Finn woke before the gulls. The house by the cliff kept a small, private hush in the early hour: a stitched hush, the kind you could smooth with two fingers. He found it in the cracks of the floorboards where the kettle's foot used to tap, in the way the curtains folded back from the window, and most of all in the loom that hung by the high, salt-streaked pane. The loom was older than the chimney and older than the laddered crates that kept the shop half tidy. It pulsed once each night with a thin, silver rhythm and then the village would breathe easier. Mothers would tuck socks around tiny ankles, fishermen would fold their nets with patient hands, and the little ones would sigh as if a warm shawl had been laid over their chests.
Finn wound his small hands around a spool of ordinary wool while Aunt Lark poured tea so black it remembered the storm. She smelled of lavender and old wool and the sea in a way that seemed to fit Finn like a mitten. Her fingers moved with the kinds of memory Finn could only watch—swift, exact, the motions of someone who could set crooked edges right with a single stitch.
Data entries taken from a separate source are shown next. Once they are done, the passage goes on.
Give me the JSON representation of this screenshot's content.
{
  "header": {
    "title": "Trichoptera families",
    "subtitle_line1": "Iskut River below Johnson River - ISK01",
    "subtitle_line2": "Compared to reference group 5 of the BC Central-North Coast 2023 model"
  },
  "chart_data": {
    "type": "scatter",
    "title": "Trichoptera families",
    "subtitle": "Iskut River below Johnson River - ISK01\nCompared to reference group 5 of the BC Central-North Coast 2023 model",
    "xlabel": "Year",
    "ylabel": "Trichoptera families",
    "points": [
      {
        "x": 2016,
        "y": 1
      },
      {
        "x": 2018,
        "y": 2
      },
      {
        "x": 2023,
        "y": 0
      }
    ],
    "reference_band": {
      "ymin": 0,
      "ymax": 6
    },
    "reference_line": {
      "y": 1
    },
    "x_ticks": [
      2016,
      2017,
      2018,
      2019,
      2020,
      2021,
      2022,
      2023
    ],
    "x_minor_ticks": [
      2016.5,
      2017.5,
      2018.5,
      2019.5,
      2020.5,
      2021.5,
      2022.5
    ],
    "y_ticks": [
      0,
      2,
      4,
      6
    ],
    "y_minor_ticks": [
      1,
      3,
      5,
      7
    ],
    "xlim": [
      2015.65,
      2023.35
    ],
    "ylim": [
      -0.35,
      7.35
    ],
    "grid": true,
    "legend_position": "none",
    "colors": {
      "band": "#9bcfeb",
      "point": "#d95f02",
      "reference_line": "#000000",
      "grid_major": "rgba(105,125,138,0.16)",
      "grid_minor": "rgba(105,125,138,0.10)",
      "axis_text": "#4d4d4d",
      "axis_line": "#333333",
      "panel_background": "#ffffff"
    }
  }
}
"Morning," she said, but her voice had the careful tilt of someone listening for something not yet there.
Finn glanced toward the loom. It should have been humming low and steady, a cradle for the night's silver. Instead the threads caught the light and looked tired, as if the moon had taken a day off.
"Did you hear it?" he asked.
Aunt Lark set the teapot down with a soft clink. "Not last night, little star. It sputtered like a candle with a draft. I thought perhaps the shuttle needed its oil, or perhaps a knot had gotten into the weft. Go tend the harbor lines today, Finn. Keep your eyes on the tide and your ears on the wind. Old things sometimes whisper before they break."
Finn pulled his shirt on—his favorite was the one with a small patch of a paper boat stitched over the elbow—and pushed open the door. Outside, the village breathed in long, slow waves. Smoke rose in thin breaths from chimneys. A cart rolled by with rounds of bread that smelled of butter and salt. The sea itself held a low color, not its usual bright flash but a soft, thin tin sound that made Finn's chest feel as if someone had tucked it a little too tight.
He walked to the edge of the quay where the tide left wet fingers and tiny shells, and he tried singing the lullaby his mother used to hum. He remembered the first line like a necklace pulled from a drawer—warm and familiar—but the last notes frayed in his throat. Beyond the cove, the cliffhouse where the loom lived looked less like a home and more like an open palm that had been emptied.